Admittedly, I’m just starting out this journey. Based on stories Brian and Jason have told me about the teenage years, I fear a bit for my mental state when it’s all said and done. My only hopes are that when they’re older, that I’ve provided a good foundation and example for them to learn from, and hopefully I didn’t mess them up too bad. I hope they find the love of the instrument that I did, and that it provides as much joy and comfort as it shows me in my best and worst times. I know my story is very different from many people, but it’s my best recollection of what I recall and the thoughts that went through my head as I was going through them. No, I don’t play music professionally, and I never will. It’s my love, my vice and my therapy all rolled into one. I have a feeling you know exactly what I mean. I’m not bringing religion into it at all, but for lack of a better term, it’s almost a spiritual feeling, like all is right with the world when all the stars align and your tone and playing hit all the right spots. The stress melts away with every note.

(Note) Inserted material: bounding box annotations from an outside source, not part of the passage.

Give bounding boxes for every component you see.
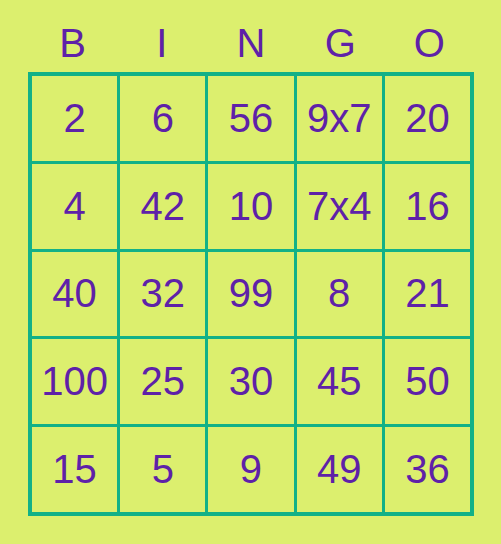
bingo-cell[interactable]: 30 bbox=[208, 339, 293, 424]
bingo-cell[interactable]: 36 bbox=[385, 427, 470, 512]
bingo-cell[interactable]: 15 bbox=[32, 427, 117, 512]
bingo-cell[interactable]: 32 bbox=[120, 252, 205, 337]
bingo-cell[interactable]: 40 bbox=[32, 252, 117, 337]
bingo-cell[interactable]: 45 bbox=[297, 339, 382, 424]
bingo-cell[interactable]: 56 bbox=[208, 76, 293, 161]
bingo-cell[interactable]: 21 bbox=[385, 252, 470, 337]
bingo-cell[interactable]: 7x4 bbox=[297, 164, 382, 249]
bingo-header: B I N G O bbox=[28, 18, 474, 68]
bingo-cell[interactable]: 99 bbox=[208, 252, 293, 337]
bingo-cell[interactable]: 20 bbox=[385, 76, 470, 161]
header-letter-b: B bbox=[28, 18, 117, 68]
bingo-cell[interactable]: 2 bbox=[32, 76, 117, 161]
bingo-cell[interactable]: 42 bbox=[120, 164, 205, 249]
bingo-cell[interactable]: 50 bbox=[385, 339, 470, 424]
header-letter-n: N bbox=[206, 18, 295, 68]
bingo-cell[interactable]: 4 bbox=[32, 164, 117, 249]
bingo-board: 26569x720442107x416403299821100253045501… bbox=[28, 72, 474, 516]
bingo-cell[interactable]: 49 bbox=[297, 427, 382, 512]
bingo-cell[interactable]: 5 bbox=[120, 427, 205, 512]
header-letter-i: I bbox=[117, 18, 206, 68]
bingo-cell[interactable]: 10 bbox=[208, 164, 293, 249]
bingo-cell[interactable]: 16 bbox=[385, 164, 470, 249]
bingo-cell[interactable]: 6 bbox=[120, 76, 205, 161]
header-letter-g: G bbox=[296, 18, 385, 68]
bingo-cell[interactable]: 100 bbox=[32, 339, 117, 424]
bingo-cell[interactable]: 25 bbox=[120, 339, 205, 424]
header-letter-o: O bbox=[385, 18, 474, 68]
bingo-cell[interactable]: 9 bbox=[208, 427, 293, 512]
bingo-card: B I N G O 26569x720442107x41640329982110… bbox=[0, 0, 501, 544]
bingo-cell[interactable]: 9x7 bbox=[297, 76, 382, 161]
bingo-cell[interactable]: 8 bbox=[297, 252, 382, 337]
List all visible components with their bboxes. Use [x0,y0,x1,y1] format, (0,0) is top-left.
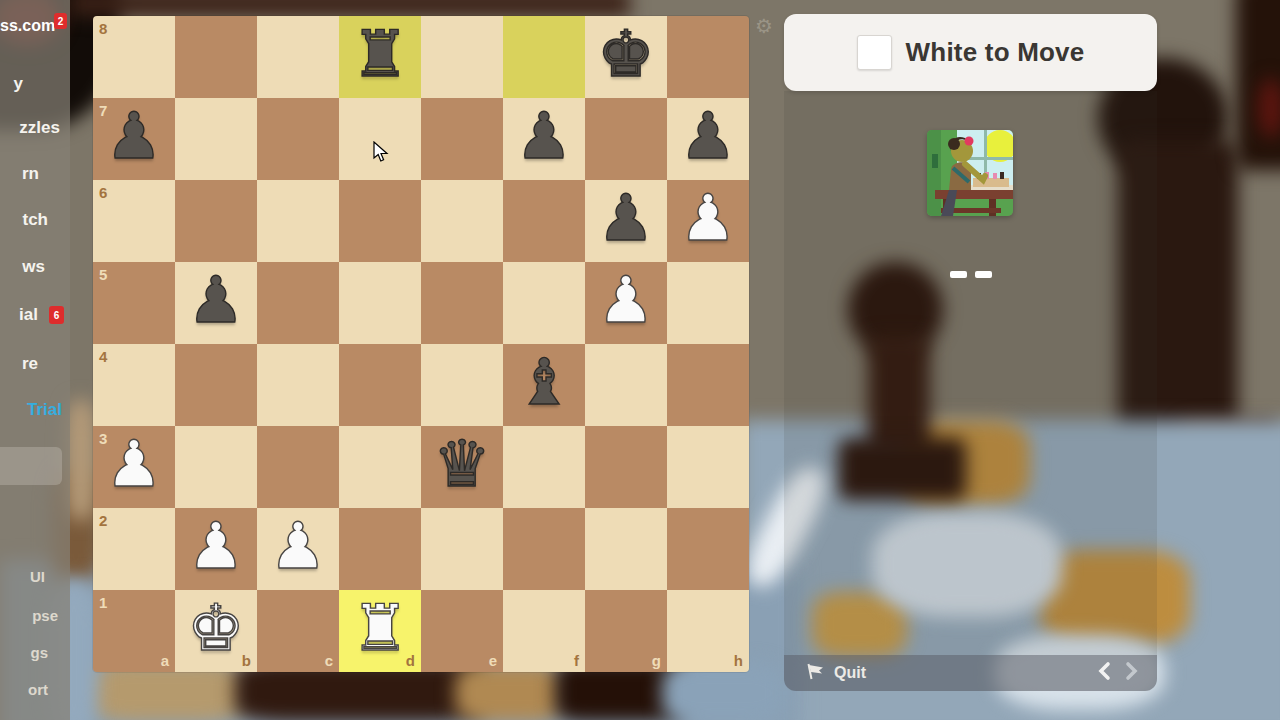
square-e7[interactable] [421,98,503,180]
sidebar-item-news[interactable]: ws [22,257,45,277]
puzzle-avatar [927,130,1013,216]
sidebar-footer-settings[interactable]: gs [30,644,48,661]
square-e4[interactable] [421,344,503,426]
sidebar-item-social[interactable]: ial [19,305,38,325]
white-side-square-icon [857,35,892,70]
square-d7[interactable] [339,98,421,180]
white-pawn[interactable]: ♟ [597,259,654,341]
square-g8[interactable]: ♚ [585,16,667,98]
square-e5[interactable] [421,262,503,344]
square-c4[interactable] [257,344,339,426]
sidebar-item-watch[interactable]: tch [23,210,49,230]
square-a7[interactable]: 7♟ [93,98,175,180]
previous-puzzle-chevron-icon[interactable] [1097,661,1112,685]
square-h6[interactable]: ♟ [667,180,749,262]
quit-button[interactable]: Quit [806,663,866,684]
file-label-f: f [574,653,579,668]
turn-indicator-header: White to Move [784,14,1157,91]
square-h1[interactable]: h [667,590,749,672]
square-f6[interactable] [503,180,585,262]
square-c8[interactable] [257,16,339,98]
square-b4[interactable] [175,344,257,426]
square-e3[interactable]: ♛ [421,426,503,508]
square-e1[interactable]: e [421,590,503,672]
rank-label-8: 8 [99,21,107,36]
dash-icon [975,271,992,278]
sidebar-item-free-trial[interactable]: Trial [27,400,62,420]
panel-footer-bar: Quit [784,655,1157,691]
square-h4[interactable] [667,344,749,426]
square-h3[interactable] [667,426,749,508]
social-notification-badge: 6 [49,306,64,324]
next-puzzle-chevron-icon[interactable] [1124,661,1139,685]
black-pawn[interactable]: ♟ [105,95,162,177]
square-c1[interactable]: c [257,590,339,672]
puzzle-panel: White to Move [784,14,1157,691]
square-a8[interactable]: 8 [93,16,175,98]
white-rook[interactable]: ♜ [351,587,408,669]
chess-board[interactable]: 8♜♚7♟♟♟6♟♟5♟♟4♝3♟♛2♟♟1ab♚cd♜efgh [93,16,749,672]
square-g1[interactable]: g [585,590,667,672]
sidebar-item-more[interactable]: re [22,354,38,374]
sidebar-item-play[interactable]: y [14,74,23,94]
square-c3[interactable] [257,426,339,508]
turn-indicator-label: White to Move [906,37,1085,68]
quit-label: Quit [834,664,866,682]
black-king[interactable]: ♚ [597,16,654,95]
black-queen[interactable]: ♛ [433,423,490,505]
square-d5[interactable] [339,262,421,344]
white-pawn[interactable]: ♟ [187,505,244,587]
sidebar-footer-support[interactable]: ort [28,681,48,698]
square-a3[interactable]: 3♟ [93,426,175,508]
site-logo[interactable]: ss.com [0,17,55,35]
logo-notification-badge: 2 [54,13,67,29]
square-b3[interactable] [175,426,257,508]
rank-label-1: 1 [99,595,107,610]
sidebar-item-puzzles[interactable]: zzles [19,118,60,138]
black-pawn[interactable]: ♟ [515,95,572,177]
square-d8[interactable]: ♜ [339,16,421,98]
square-h8[interactable] [667,16,749,98]
square-c7[interactable] [257,98,339,180]
sidebar-footer-collapse[interactable]: pse [32,607,58,624]
square-h2[interactable] [667,508,749,590]
square-g6[interactable]: ♟ [585,180,667,262]
square-h7[interactable]: ♟ [667,98,749,180]
square-d6[interactable] [339,180,421,262]
white-pawn[interactable]: ♟ [105,423,162,505]
square-g7[interactable] [585,98,667,180]
rank-label-6: 6 [99,185,107,200]
square-a2[interactable]: 2 [93,508,175,590]
square-g3[interactable] [585,426,667,508]
square-d4[interactable] [339,344,421,426]
square-e6[interactable] [421,180,503,262]
file-label-c: c [325,653,333,668]
square-b8[interactable] [175,16,257,98]
black-pawn[interactable]: ♟ [187,259,244,341]
square-d1[interactable]: d♜ [339,590,421,672]
square-b5[interactable]: ♟ [175,262,257,344]
black-rook[interactable]: ♜ [351,16,408,95]
square-a1[interactable]: 1a [93,590,175,672]
white-king[interactable]: ♚ [187,587,244,669]
rating-placeholder [784,271,1157,278]
sidebar-footer-ui[interactable]: UI [30,568,45,585]
square-c2[interactable]: ♟ [257,508,339,590]
square-e8[interactable] [421,16,503,98]
rank-label-4: 4 [99,349,107,364]
square-f4[interactable]: ♝ [503,344,585,426]
square-a6[interactable]: 6 [93,180,175,262]
square-d3[interactable] [339,426,421,508]
square-f8[interactable] [503,16,585,98]
square-f1[interactable]: f [503,590,585,672]
rank-label-5: 5 [99,267,107,282]
square-d2[interactable] [339,508,421,590]
gear-icon[interactable]: ⚙ [755,14,773,38]
file-label-g: g [652,653,661,668]
black-bishop[interactable]: ♝ [515,341,572,423]
square-g2[interactable] [585,508,667,590]
square-b1[interactable]: b♚ [175,590,257,672]
white-pawn[interactable]: ♟ [679,177,736,259]
black-pawn[interactable]: ♟ [679,95,736,177]
mouse-cursor [373,141,389,167]
file-label-e: e [489,653,497,668]
black-pawn[interactable]: ♟ [597,177,654,259]
square-f7[interactable]: ♟ [503,98,585,180]
file-label-h: h [734,653,743,668]
square-g5[interactable]: ♟ [585,262,667,344]
white-pawn[interactable]: ♟ [269,505,326,587]
flag-icon [806,663,825,684]
sidebar: ss.com 2 y zzles rn tch ws ial 6 re Tria… [0,0,70,720]
file-label-a: a [161,653,169,668]
square-e2[interactable] [421,508,503,590]
square-c6[interactable] [257,180,339,262]
sidebar-collapsed-box[interactable] [0,447,62,485]
square-f5[interactable] [503,262,585,344]
square-f2[interactable] [503,508,585,590]
rank-label-2: 2 [99,513,107,528]
square-b2[interactable]: ♟ [175,508,257,590]
square-g4[interactable] [585,344,667,426]
dash-icon [950,271,967,278]
square-a5[interactable]: 5 [93,262,175,344]
sidebar-item-learn[interactable]: rn [22,164,39,184]
square-b6[interactable] [175,180,257,262]
square-c5[interactable] [257,262,339,344]
square-b7[interactable] [175,98,257,180]
square-a4[interactable]: 4 [93,344,175,426]
square-h5[interactable] [667,262,749,344]
square-f3[interactable] [503,426,585,508]
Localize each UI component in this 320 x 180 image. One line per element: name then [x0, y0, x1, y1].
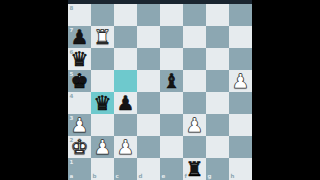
square-c5[interactable]	[114, 70, 137, 92]
piece-black-pawn[interactable]: ♟	[68, 26, 91, 48]
piece-black-bishop[interactable]: ♝	[160, 70, 183, 92]
square-c2[interactable]: ♟	[114, 136, 137, 158]
file-label: g	[208, 173, 212, 179]
piece-black-queen[interactable]: ♛	[68, 48, 91, 70]
square-d7[interactable]	[137, 26, 160, 48]
square-d8[interactable]	[137, 4, 160, 26]
chess-board[interactable]: 87♟♜6♛5♚♝♟4♛♟3♟♟2♚♟♟1abcdef♜gh	[68, 4, 252, 180]
square-g6[interactable]	[206, 48, 229, 70]
square-g4[interactable]	[206, 92, 229, 114]
square-e3[interactable]	[160, 114, 183, 136]
file-label: a	[70, 173, 74, 179]
square-c8[interactable]	[114, 4, 137, 26]
square-g8[interactable]	[206, 4, 229, 26]
square-d1[interactable]: d	[137, 158, 160, 180]
piece-white-pawn[interactable]: ♟	[229, 70, 252, 92]
square-h3[interactable]	[229, 114, 252, 136]
piece-black-king[interactable]: ♚	[68, 70, 91, 92]
square-h7[interactable]	[229, 26, 252, 48]
square-g5[interactable]	[206, 70, 229, 92]
piece-white-rook[interactable]: ♜	[91, 26, 114, 48]
square-b8[interactable]	[91, 4, 114, 26]
square-a2[interactable]: 2♚	[68, 136, 91, 158]
square-f5[interactable]	[183, 70, 206, 92]
square-d3[interactable]	[137, 114, 160, 136]
square-a7[interactable]: 7♟	[68, 26, 91, 48]
rank-label: 8	[70, 5, 74, 11]
file-label: c	[116, 173, 119, 179]
square-g7[interactable]	[206, 26, 229, 48]
file-label: e	[162, 173, 166, 179]
file-label: h	[231, 173, 235, 179]
square-d4[interactable]	[137, 92, 160, 114]
square-a4[interactable]: 4	[68, 92, 91, 114]
square-a5[interactable]: 5♚	[68, 70, 91, 92]
square-h8[interactable]	[229, 4, 252, 26]
square-c6[interactable]	[114, 48, 137, 70]
square-f3[interactable]: ♟	[183, 114, 206, 136]
square-e4[interactable]	[160, 92, 183, 114]
square-b3[interactable]	[91, 114, 114, 136]
square-c7[interactable]	[114, 26, 137, 48]
piece-white-pawn[interactable]: ♟	[68, 114, 91, 136]
square-d2[interactable]	[137, 136, 160, 158]
square-f2[interactable]	[183, 136, 206, 158]
square-a1[interactable]: 1a	[68, 158, 91, 180]
square-e1[interactable]: e	[160, 158, 183, 180]
square-h6[interactable]	[229, 48, 252, 70]
square-b1[interactable]: b	[91, 158, 114, 180]
piece-white-king[interactable]: ♚	[68, 136, 91, 158]
square-c3[interactable]	[114, 114, 137, 136]
video-frame: 87♟♜6♛5♚♝♟4♛♟3♟♟2♚♟♟1abcdef♜gh	[0, 0, 320, 180]
square-d5[interactable]	[137, 70, 160, 92]
piece-black-pawn[interactable]: ♟	[114, 92, 137, 114]
square-e6[interactable]	[160, 48, 183, 70]
piece-white-pawn[interactable]: ♟	[91, 136, 114, 158]
square-a6[interactable]: 6♛	[68, 48, 91, 70]
file-label: b	[93, 173, 97, 179]
square-g1[interactable]: g	[206, 158, 229, 180]
file-label: d	[139, 173, 143, 179]
square-f8[interactable]	[183, 4, 206, 26]
square-a3[interactable]: 3♟	[68, 114, 91, 136]
square-h1[interactable]: h	[229, 158, 252, 180]
square-e5[interactable]: ♝	[160, 70, 183, 92]
square-d6[interactable]	[137, 48, 160, 70]
square-f6[interactable]	[183, 48, 206, 70]
board-column: 87♟♜6♛5♚♝♟4♛♟3♟♟2♚♟♟1abcdef♜gh	[68, 0, 252, 180]
rank-label: 4	[70, 93, 74, 99]
square-h5[interactable]: ♟	[229, 70, 252, 92]
square-b6[interactable]	[91, 48, 114, 70]
square-f7[interactable]	[183, 26, 206, 48]
square-b2[interactable]: ♟	[91, 136, 114, 158]
square-a8[interactable]: 8	[68, 4, 91, 26]
piece-white-pawn[interactable]: ♟	[183, 114, 206, 136]
piece-black-rook[interactable]: ♜	[183, 158, 206, 180]
square-h4[interactable]	[229, 92, 252, 114]
square-e8[interactable]	[160, 4, 183, 26]
square-c1[interactable]: c	[114, 158, 137, 180]
square-h2[interactable]	[229, 136, 252, 158]
piece-white-pawn[interactable]: ♟	[114, 136, 137, 158]
square-b4[interactable]: ♛	[91, 92, 114, 114]
square-b7[interactable]: ♜	[91, 26, 114, 48]
square-e7[interactable]	[160, 26, 183, 48]
piece-black-queen[interactable]: ♛	[91, 92, 114, 114]
square-g2[interactable]	[206, 136, 229, 158]
square-b5[interactable]	[91, 70, 114, 92]
square-c4[interactable]: ♟	[114, 92, 137, 114]
square-e2[interactable]	[160, 136, 183, 158]
square-f1[interactable]: f♜	[183, 158, 206, 180]
square-g3[interactable]	[206, 114, 229, 136]
rank-label: 1	[70, 159, 74, 165]
square-f4[interactable]	[183, 92, 206, 114]
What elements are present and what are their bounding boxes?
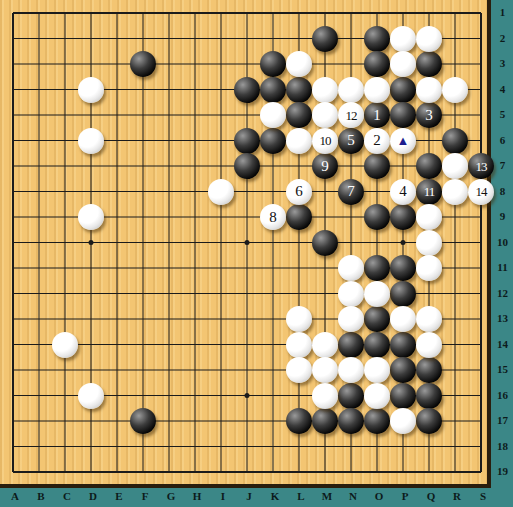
stone-white-Q2[interactable]: [416, 26, 442, 52]
move-number-label: 3: [425, 108, 433, 123]
row-label-1: 1: [492, 6, 513, 18]
stone-white-N13[interactable]: [338, 306, 364, 332]
move-number-label: 9: [321, 159, 329, 174]
row-label-3: 3: [492, 57, 513, 69]
stone-white-Q9[interactable]: [416, 204, 442, 230]
stone-black-L4[interactable]: [286, 77, 312, 103]
column-label-L: L: [291, 490, 311, 502]
column-label-N: N: [343, 490, 363, 502]
stone-black-J6[interactable]: [234, 128, 260, 154]
stone-white-P17[interactable]: [390, 408, 416, 434]
row-label-16: 16: [492, 389, 513, 401]
stone-black-O2[interactable]: [364, 26, 390, 52]
stone-white-M15[interactable]: [312, 357, 338, 383]
stone-black-L17[interactable]: [286, 408, 312, 434]
row-label-14: 14: [492, 338, 513, 350]
stone-black-K6[interactable]: [260, 128, 286, 154]
row-label-11: 11: [492, 261, 513, 273]
column-label-G: G: [161, 490, 181, 502]
stone-black-P11[interactable]: [390, 255, 416, 281]
stone-black-R6[interactable]: [442, 128, 468, 154]
stone-white-O12[interactable]: [364, 281, 390, 307]
stone-black-P4[interactable]: [390, 77, 416, 103]
row-label-7: 7: [492, 159, 513, 171]
stone-black-Q7[interactable]: [416, 153, 442, 179]
stone-black-N8[interactable]: 7: [338, 179, 364, 205]
stone-white-M16[interactable]: [312, 383, 338, 409]
stone-white-D4[interactable]: [78, 77, 104, 103]
stone-black-O7[interactable]: [364, 153, 390, 179]
stone-white-P3[interactable]: [390, 51, 416, 77]
column-label-C: C: [57, 490, 77, 502]
stone-black-P9[interactable]: [390, 204, 416, 230]
stone-white-N12[interactable]: [338, 281, 364, 307]
stone-white-L6[interactable]: [286, 128, 312, 154]
column-label-S: S: [473, 490, 493, 502]
stone-white-Q4[interactable]: [416, 77, 442, 103]
move-number-label: 10: [320, 134, 331, 147]
stone-black-N14[interactable]: [338, 332, 364, 358]
stone-white-L13[interactable]: [286, 306, 312, 332]
row-label-8: 8: [492, 185, 513, 197]
stone-white-P8[interactable]: 4: [390, 179, 416, 205]
stone-white-R8[interactable]: [442, 179, 468, 205]
stone-black-F3[interactable]: [130, 51, 156, 77]
stone-black-P16[interactable]: [390, 383, 416, 409]
stone-black-M17[interactable]: [312, 408, 338, 434]
row-label-12: 12: [492, 287, 513, 299]
stone-black-Q16[interactable]: [416, 383, 442, 409]
row-label-9: 9: [492, 210, 513, 222]
stone-white-P13[interactable]: [390, 306, 416, 332]
stone-white-O15[interactable]: [364, 357, 390, 383]
stone-white-L8[interactable]: 6: [286, 179, 312, 205]
stone-black-O5[interactable]: 1: [364, 102, 390, 128]
column-label-O: O: [369, 490, 389, 502]
stone-white-M14[interactable]: [312, 332, 338, 358]
stone-white-I8[interactable]: [208, 179, 234, 205]
column-label-E: E: [109, 490, 129, 502]
stone-black-O14[interactable]: [364, 332, 390, 358]
move-number-label: 13: [476, 160, 487, 173]
row-label-13: 13: [492, 312, 513, 324]
column-label-P: P: [395, 490, 415, 502]
stone-black-M7[interactable]: 9: [312, 153, 338, 179]
move-number-label: 2: [373, 133, 381, 148]
stone-black-L9[interactable]: [286, 204, 312, 230]
row-label-10: 10: [492, 236, 513, 248]
stone-black-J7[interactable]: [234, 153, 260, 179]
triangle-marker-icon: ▲: [397, 134, 410, 147]
column-label-J: J: [239, 490, 259, 502]
stone-black-Q5[interactable]: 3: [416, 102, 442, 128]
row-label-2: 2: [492, 32, 513, 44]
stone-white-P2[interactable]: [390, 26, 416, 52]
stone-black-M2[interactable]: [312, 26, 338, 52]
column-label-K: K: [265, 490, 285, 502]
stone-black-O11[interactable]: [364, 255, 390, 281]
stone-black-F17[interactable]: [130, 408, 156, 434]
move-number-label: 11: [424, 185, 435, 198]
stone-white-N4[interactable]: [338, 77, 364, 103]
stone-white-C14[interactable]: [52, 332, 78, 358]
stone-white-L14[interactable]: [286, 332, 312, 358]
column-label-F: F: [135, 490, 155, 502]
stone-black-P12[interactable]: [390, 281, 416, 307]
stone-white-K5[interactable]: [260, 102, 286, 128]
stone-black-J4[interactable]: [234, 77, 260, 103]
stones-layer: 13591371112102▲64148: [0, 0, 487, 484]
row-label-4: 4: [492, 83, 513, 95]
stone-white-D9[interactable]: [78, 204, 104, 230]
column-label-Q: Q: [421, 490, 441, 502]
row-label-6: 6: [492, 134, 513, 146]
row-label-15: 15: [492, 363, 513, 375]
stone-white-Q10[interactable]: [416, 230, 442, 256]
stone-black-N17[interactable]: [338, 408, 364, 434]
stone-black-Q8[interactable]: 11: [416, 179, 442, 205]
stone-black-K4[interactable]: [260, 77, 286, 103]
stone-white-Q11[interactable]: [416, 255, 442, 281]
stone-white-O4[interactable]: [364, 77, 390, 103]
stone-white-S8[interactable]: 14: [468, 179, 494, 205]
move-number-label: 5: [347, 133, 355, 148]
column-label-M: M: [317, 490, 337, 502]
stone-black-O9[interactable]: [364, 204, 390, 230]
stone-white-N11[interactable]: [338, 255, 364, 281]
stone-black-P15[interactable]: [390, 357, 416, 383]
stone-black-N6[interactable]: 5: [338, 128, 364, 154]
go-board[interactable]: 13591371112102▲64148: [0, 0, 491, 488]
column-label-D: D: [83, 490, 103, 502]
stone-white-R7[interactable]: [442, 153, 468, 179]
column-label-H: H: [187, 490, 207, 502]
stone-black-O17[interactable]: [364, 408, 390, 434]
stone-white-N5[interactable]: 12: [338, 102, 364, 128]
stone-black-N16[interactable]: [338, 383, 364, 409]
column-label-B: B: [31, 490, 51, 502]
row-label-19: 19: [492, 465, 513, 477]
row-label-5: 5: [492, 108, 513, 120]
move-number-label: 4: [399, 184, 407, 199]
column-label-R: R: [447, 490, 467, 502]
stone-white-Q14[interactable]: [416, 332, 442, 358]
column-label-I: I: [213, 490, 233, 502]
stone-white-L15[interactable]: [286, 357, 312, 383]
move-number-label: 12: [346, 109, 357, 122]
stone-black-Q17[interactable]: [416, 408, 442, 434]
stone-white-M4[interactable]: [312, 77, 338, 103]
stone-white-N15[interactable]: [338, 357, 364, 383]
stone-white-O16[interactable]: [364, 383, 390, 409]
stone-black-K3[interactable]: [260, 51, 286, 77]
move-number-label: 1: [373, 108, 381, 123]
stone-white-O6[interactable]: 2: [364, 128, 390, 154]
stone-black-Q3[interactable]: [416, 51, 442, 77]
row-label-18: 18: [492, 440, 513, 452]
stone-white-L3[interactable]: [286, 51, 312, 77]
go-diagram-screen: 13591371112102▲64148 1234567891011121314…: [0, 0, 513, 507]
row-label-17: 17: [492, 414, 513, 426]
stone-white-K9[interactable]: 8: [260, 204, 286, 230]
stone-black-O3[interactable]: [364, 51, 390, 77]
stone-black-P14[interactable]: [390, 332, 416, 358]
stone-white-D16[interactable]: [78, 383, 104, 409]
stone-black-O13[interactable]: [364, 306, 390, 332]
move-number-label: 14: [476, 185, 487, 198]
move-number-label: 7: [347, 184, 355, 199]
stone-white-R4[interactable]: [442, 77, 468, 103]
move-number-label: 8: [269, 210, 277, 225]
stone-black-L5[interactable]: [286, 102, 312, 128]
stone-white-D6[interactable]: [78, 128, 104, 154]
move-number-label: 6: [295, 184, 303, 199]
column-label-A: A: [5, 490, 25, 502]
stone-black-P5[interactable]: [390, 102, 416, 128]
stone-black-Q15[interactable]: [416, 357, 442, 383]
stone-white-P6[interactable]: ▲: [390, 128, 416, 154]
stone-black-S7[interactable]: 13: [468, 153, 494, 179]
stone-white-Q13[interactable]: [416, 306, 442, 332]
stone-black-M10[interactable]: [312, 230, 338, 256]
stone-white-M6[interactable]: 10: [312, 128, 338, 154]
stone-white-M5[interactable]: [312, 102, 338, 128]
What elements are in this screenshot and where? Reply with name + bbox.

I don’t know why I wrote this, to be honest. Maybe it’s hope that someone will identify with it when they’re going through rough times or those transition years and realize that it does get better. The boys will only be young but for so long, and eventually, they won’t want anything to do with me. When they’re gone out on their own, it’ll be my wife and my guitar that I’ll lean on as I miss the times when they were little and the world was realistically simpler than I thought it was.